Con Man Season 2 Launches December 8 on Comic-Con HQ
Con Man, the web series starring Alan Tudyk as a washed-up actor on the convention circuit whose best-known role was on a long-ago-cancelled sci-fi series, is launching season 2 next week. Its new home is Comic-Con HQ, the on-demand subscription video service from Comic-Con International and Lionsgate.
Here’s the trailer:
Comic-Con HQ is available for $5.00 a month or $50 if you pay for a year at a time, but there’s a free trial available. Con Man season 2 becomes available on Thursday, December 8. I’m not sure how many episodes it will run, but season 1 had thirteen.
I had the pleasure of checking out screeners of the first few episodes, and I liked much about them. Nathan Fillion returns as the more successful co-star Jack Moore, working on putting together a movie deal for Spectrum, the sci-fi series they did together. Except Tudyk’s character Wray Nerely doesn’t want to do it, since he’s trying to break out of his pigeonhole.
It’s fun spotting cameos (although it means I have to watch with IMDB open on the browser). Episode 1 has Merrin Dungey (Alias), Echo Kellum (Arrow), Vik Sahay (Chuck), and the much-recognizable Beth Grant and Carol Mansell. Alison Haislip is Fillion’s assistant Faith.

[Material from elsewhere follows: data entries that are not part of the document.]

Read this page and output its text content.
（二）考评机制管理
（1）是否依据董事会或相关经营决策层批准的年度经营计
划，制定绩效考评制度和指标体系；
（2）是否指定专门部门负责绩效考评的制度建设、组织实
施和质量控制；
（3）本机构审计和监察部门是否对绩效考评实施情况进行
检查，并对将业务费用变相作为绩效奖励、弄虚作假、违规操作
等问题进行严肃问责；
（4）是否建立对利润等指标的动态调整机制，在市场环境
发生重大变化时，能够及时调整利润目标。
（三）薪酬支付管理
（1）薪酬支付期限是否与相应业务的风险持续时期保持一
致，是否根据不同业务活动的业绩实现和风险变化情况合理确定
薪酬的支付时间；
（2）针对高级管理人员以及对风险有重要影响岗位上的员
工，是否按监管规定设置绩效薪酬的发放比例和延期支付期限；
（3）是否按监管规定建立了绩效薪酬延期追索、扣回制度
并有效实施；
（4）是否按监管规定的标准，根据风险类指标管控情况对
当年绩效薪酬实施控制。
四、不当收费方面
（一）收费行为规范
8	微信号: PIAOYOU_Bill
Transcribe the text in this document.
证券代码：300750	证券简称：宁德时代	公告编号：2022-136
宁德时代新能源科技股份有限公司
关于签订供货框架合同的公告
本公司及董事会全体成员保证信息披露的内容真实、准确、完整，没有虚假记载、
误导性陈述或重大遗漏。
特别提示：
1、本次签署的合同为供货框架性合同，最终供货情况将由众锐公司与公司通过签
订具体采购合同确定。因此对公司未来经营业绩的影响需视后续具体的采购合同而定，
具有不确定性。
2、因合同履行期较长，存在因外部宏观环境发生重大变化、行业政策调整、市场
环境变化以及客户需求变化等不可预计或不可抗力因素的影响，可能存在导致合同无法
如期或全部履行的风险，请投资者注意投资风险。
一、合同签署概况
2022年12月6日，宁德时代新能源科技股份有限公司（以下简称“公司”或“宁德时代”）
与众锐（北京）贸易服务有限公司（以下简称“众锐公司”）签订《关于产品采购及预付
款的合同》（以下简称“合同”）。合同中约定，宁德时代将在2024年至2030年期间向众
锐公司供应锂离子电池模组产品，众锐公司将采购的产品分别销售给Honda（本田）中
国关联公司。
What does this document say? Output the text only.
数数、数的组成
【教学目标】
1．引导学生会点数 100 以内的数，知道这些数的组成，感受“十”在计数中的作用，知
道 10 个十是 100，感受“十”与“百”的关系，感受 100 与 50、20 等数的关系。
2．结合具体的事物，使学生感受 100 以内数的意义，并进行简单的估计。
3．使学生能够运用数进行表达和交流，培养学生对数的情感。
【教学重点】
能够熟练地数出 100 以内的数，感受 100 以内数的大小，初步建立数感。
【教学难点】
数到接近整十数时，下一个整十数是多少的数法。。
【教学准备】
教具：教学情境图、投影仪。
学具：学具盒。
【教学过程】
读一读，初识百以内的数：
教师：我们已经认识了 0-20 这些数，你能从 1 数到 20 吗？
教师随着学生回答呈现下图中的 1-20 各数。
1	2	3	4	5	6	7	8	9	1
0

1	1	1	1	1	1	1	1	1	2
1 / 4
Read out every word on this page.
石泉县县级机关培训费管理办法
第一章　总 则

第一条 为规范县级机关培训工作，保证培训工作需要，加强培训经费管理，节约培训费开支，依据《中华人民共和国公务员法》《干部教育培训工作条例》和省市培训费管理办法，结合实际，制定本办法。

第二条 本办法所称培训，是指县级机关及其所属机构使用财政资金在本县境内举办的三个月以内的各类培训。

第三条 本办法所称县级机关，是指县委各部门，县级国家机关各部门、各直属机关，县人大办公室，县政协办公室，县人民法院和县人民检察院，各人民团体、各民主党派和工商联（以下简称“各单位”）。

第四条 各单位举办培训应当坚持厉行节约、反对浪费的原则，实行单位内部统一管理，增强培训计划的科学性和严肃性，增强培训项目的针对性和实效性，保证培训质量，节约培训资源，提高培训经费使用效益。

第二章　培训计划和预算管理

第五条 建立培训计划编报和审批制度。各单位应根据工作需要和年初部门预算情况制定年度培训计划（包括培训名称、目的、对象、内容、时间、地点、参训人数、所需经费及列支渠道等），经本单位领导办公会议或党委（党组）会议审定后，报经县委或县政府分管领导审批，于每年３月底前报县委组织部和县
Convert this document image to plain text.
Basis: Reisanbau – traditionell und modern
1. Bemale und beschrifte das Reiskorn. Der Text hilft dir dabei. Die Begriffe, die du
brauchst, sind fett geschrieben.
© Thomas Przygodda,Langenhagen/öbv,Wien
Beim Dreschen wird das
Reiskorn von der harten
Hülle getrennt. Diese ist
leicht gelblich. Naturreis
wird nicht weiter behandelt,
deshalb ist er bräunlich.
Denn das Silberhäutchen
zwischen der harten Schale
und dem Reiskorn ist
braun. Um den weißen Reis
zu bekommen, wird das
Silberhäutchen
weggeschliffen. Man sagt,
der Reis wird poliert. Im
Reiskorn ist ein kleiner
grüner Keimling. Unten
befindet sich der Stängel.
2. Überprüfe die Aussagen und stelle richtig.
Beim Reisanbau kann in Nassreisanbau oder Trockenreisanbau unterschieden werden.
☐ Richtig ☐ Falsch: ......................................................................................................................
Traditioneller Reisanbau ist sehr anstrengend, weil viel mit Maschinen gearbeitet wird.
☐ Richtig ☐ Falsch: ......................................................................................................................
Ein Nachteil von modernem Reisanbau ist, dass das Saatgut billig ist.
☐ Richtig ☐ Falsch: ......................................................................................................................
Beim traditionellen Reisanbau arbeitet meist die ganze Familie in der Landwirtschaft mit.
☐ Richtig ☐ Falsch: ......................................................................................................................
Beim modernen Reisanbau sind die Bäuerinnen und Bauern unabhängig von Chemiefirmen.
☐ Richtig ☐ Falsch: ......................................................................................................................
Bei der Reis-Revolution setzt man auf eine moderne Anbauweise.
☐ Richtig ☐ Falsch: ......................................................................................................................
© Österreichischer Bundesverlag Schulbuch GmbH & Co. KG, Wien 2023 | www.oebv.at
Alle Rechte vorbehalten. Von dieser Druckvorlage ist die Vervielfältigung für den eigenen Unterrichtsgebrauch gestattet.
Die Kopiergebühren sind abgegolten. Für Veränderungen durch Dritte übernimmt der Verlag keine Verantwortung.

Later on, we see Jonathan Slavin (Better Off Ted), Stephen Root (NewsRadio), and Jon Huertas (Castle).
I also found the entertainment jokes much funnier this time around, particularly in Fillion’s session with his agents. We aren’t in the convention space any more — which is good, since that allowed for too-easy, unfunny jokes that were based just on showing the types that populate that world. Instead, we’re looking at career considerations, such as whether “real actors” do ads, and the conflict between artistic integrity and the business part of show business. I wish the whole show was about that, since the bits focusing only on Tudyk have too much body function grossness for me.
At under fifteen minutes an episode, this is a great little chunk of entertainment, particularly for media fans.